Battle Jackets/Vests -- Everyone has seen the keen metalhead sporting one of these battle vests festooned with patches, front and back, on their denim jackets. What has always fascinated me is most battle vests make no distinction between what style of metal band it is just as long as it's metal. Black Metal patches are sewn seamlessly next to '80s power metal bands in an impressive show of metallic solidarity.

But when mainstream pop culture gets its slimy hands on this much beloved fan-reared item things get ugly fast. Take Chris Brown, the R&B singer/Douchebag #1, who, after physically abusing pop singer Rhianna still got to play Saturday Night Live and the B.E.T. awards afterwards. He was recently photographed wearing a leather jacket sporting patches from credible metal and punk crossover bands like D.R.I., Suicidal Tendencies, Municipal Waste and Corrosion Of Conformity. Obviously, Brown had no idea who or what he was wearing, but the photos became incredibly embarrassing for all bands involved.
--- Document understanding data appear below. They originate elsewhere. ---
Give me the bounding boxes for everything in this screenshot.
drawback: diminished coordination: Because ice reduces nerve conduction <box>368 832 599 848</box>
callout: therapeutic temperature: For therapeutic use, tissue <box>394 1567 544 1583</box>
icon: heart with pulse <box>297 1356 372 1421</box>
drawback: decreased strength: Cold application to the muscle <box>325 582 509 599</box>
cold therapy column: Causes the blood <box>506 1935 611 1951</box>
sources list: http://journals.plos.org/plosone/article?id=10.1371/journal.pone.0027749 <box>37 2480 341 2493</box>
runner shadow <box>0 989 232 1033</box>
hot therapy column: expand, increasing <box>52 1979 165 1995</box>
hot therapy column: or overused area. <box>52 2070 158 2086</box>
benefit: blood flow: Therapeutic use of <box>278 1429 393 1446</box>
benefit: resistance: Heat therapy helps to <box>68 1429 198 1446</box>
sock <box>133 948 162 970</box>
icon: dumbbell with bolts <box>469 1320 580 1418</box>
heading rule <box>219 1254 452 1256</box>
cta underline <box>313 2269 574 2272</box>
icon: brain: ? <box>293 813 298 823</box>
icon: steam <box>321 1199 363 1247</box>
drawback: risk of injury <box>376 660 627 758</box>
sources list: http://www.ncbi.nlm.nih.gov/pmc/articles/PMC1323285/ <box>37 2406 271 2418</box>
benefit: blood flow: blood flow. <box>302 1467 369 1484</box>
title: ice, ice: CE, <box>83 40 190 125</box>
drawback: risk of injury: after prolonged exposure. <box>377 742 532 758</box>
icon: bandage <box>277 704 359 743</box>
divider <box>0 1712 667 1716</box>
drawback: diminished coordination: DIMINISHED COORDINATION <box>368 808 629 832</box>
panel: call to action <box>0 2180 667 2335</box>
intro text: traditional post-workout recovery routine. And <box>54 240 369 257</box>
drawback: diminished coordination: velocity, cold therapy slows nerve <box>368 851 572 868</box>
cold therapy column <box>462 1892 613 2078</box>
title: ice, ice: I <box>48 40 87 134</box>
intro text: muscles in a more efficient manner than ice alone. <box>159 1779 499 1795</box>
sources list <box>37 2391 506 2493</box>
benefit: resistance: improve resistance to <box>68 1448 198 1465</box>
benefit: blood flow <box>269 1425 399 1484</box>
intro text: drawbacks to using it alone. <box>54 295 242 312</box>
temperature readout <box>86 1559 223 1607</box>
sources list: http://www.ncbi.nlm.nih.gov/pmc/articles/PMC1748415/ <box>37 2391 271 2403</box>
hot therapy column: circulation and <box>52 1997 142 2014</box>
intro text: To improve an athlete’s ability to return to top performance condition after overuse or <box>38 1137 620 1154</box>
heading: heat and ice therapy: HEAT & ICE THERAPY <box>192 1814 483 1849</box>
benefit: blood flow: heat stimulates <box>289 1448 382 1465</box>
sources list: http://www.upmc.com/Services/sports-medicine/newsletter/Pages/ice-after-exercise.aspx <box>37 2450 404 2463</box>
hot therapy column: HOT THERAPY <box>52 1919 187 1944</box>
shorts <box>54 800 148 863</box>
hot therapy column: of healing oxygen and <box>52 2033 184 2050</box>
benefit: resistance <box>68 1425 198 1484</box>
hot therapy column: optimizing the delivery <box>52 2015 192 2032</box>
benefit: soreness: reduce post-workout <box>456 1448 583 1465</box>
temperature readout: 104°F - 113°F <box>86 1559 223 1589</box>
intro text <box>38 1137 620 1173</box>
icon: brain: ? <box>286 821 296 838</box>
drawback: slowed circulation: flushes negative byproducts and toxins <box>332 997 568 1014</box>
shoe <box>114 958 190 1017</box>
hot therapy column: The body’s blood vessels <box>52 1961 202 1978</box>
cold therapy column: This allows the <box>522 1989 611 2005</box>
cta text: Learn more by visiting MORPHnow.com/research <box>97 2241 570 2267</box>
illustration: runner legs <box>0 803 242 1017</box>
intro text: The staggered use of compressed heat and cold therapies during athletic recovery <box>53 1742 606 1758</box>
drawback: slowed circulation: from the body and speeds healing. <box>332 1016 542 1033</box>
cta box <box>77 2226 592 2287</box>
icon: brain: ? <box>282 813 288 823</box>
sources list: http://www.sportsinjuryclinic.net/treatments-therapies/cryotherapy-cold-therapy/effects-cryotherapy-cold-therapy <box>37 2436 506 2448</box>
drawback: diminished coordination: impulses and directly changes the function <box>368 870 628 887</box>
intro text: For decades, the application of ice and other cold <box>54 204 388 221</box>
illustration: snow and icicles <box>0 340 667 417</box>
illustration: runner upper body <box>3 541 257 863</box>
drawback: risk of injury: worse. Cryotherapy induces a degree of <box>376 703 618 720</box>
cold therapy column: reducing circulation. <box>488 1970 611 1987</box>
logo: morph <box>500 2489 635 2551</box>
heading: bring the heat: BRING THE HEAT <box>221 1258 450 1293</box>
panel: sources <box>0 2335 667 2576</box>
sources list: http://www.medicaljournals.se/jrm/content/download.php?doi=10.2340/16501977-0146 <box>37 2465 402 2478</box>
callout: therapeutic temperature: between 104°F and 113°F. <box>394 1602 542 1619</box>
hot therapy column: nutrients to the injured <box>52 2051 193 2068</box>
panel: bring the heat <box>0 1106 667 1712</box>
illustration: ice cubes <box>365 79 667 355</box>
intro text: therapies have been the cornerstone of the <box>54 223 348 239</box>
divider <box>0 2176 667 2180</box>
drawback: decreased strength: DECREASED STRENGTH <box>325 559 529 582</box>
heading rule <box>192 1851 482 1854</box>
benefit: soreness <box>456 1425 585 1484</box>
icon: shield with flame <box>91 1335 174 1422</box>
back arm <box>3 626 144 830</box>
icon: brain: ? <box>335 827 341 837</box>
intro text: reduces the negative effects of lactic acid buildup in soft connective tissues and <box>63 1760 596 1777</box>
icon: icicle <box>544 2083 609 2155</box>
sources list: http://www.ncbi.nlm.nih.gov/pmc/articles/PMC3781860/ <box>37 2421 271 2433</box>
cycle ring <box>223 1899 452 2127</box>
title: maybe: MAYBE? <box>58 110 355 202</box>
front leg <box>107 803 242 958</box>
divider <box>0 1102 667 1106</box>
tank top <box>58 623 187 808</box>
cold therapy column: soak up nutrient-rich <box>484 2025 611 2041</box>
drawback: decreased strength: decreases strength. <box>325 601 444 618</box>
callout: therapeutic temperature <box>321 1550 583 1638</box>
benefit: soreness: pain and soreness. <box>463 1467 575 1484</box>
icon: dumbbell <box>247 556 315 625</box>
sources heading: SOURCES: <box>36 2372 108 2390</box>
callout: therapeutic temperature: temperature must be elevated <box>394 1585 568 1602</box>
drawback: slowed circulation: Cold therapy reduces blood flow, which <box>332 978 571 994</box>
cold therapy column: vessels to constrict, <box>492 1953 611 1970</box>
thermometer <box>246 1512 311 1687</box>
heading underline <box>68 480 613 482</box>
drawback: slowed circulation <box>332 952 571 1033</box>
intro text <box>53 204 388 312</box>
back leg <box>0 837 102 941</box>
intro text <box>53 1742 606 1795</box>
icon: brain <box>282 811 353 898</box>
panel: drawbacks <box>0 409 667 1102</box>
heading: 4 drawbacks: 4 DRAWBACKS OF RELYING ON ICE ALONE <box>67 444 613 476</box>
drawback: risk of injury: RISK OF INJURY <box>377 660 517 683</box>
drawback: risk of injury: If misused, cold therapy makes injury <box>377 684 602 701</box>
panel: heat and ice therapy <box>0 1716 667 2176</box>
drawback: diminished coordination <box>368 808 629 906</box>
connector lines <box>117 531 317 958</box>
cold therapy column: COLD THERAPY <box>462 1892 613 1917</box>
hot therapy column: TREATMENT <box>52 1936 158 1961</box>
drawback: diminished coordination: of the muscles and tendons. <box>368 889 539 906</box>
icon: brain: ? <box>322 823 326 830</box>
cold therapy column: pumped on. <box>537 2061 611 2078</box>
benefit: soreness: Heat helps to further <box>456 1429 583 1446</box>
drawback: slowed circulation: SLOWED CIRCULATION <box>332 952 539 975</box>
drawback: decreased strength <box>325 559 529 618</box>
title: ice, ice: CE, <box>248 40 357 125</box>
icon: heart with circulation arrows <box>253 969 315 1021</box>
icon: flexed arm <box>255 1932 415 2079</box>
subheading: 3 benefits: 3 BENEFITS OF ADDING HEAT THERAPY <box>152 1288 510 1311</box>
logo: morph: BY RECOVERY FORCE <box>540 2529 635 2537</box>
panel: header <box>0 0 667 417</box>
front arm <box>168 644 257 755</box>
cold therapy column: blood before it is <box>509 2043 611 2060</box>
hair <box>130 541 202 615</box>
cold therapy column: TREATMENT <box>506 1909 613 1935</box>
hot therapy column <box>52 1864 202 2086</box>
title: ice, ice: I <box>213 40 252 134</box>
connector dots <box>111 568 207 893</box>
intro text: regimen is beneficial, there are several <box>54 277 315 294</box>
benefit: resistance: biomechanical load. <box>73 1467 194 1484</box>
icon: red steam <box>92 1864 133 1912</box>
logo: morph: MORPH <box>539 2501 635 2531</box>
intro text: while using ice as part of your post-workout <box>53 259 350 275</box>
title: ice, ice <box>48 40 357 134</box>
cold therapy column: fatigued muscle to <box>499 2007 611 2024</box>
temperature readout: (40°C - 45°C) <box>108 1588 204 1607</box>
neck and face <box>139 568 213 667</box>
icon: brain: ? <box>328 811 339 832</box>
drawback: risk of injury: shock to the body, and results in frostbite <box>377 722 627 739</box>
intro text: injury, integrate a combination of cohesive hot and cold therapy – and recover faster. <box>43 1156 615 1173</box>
Brown's jacket was actually a DNA Fashion item designed by Noel Austin. These are jackets made for people too rich to shop at Hot Topic, too lazy to make their own battle vests and too out of touch to even know what patches to choose. Austin says that it helps promote the bands whose patches he uses to adorn the jackets, but at up to $7,200 a pop I wonder if any of that money filters its way back to said bands since Austin is in essence selling their credibility, history and design for his own gain.

Let's hope Chris Brown's association ends this trend.

Iron Maiden T-Shirts -- Not nearly as bad as Chris Brown wearing a C.O.C. patch on his jacket, but equally bizarre is the new trend of Hollywood celebrity types wearing Iron Maiden T-shirts. I'll give anyone a fair shake, but there's no way Miley Cyrus, Lindsey Lohan, Drew Barrymore and Juicy J of Three 6 Mafia own a Maiden record, and if they do now it's only because one of their handlers read this piece and tried haphazardly to play catch-up. Also, $20 says most of these so-called "headbangers" think Iron Maiden is a brand and not a band.

To use an antiquated form of teen expression, what a bunch of posers.

The music biz can sometimes be nothing more than a lingering version of high school where people (i.e. adults) still judge others solely based on what music they like. OK, maybe I'm slightly guilty of this too, but after popular culture's non-stop potshots and pecking at the hem of metal's garment, it's high time someone took up the gauntlet and fired back.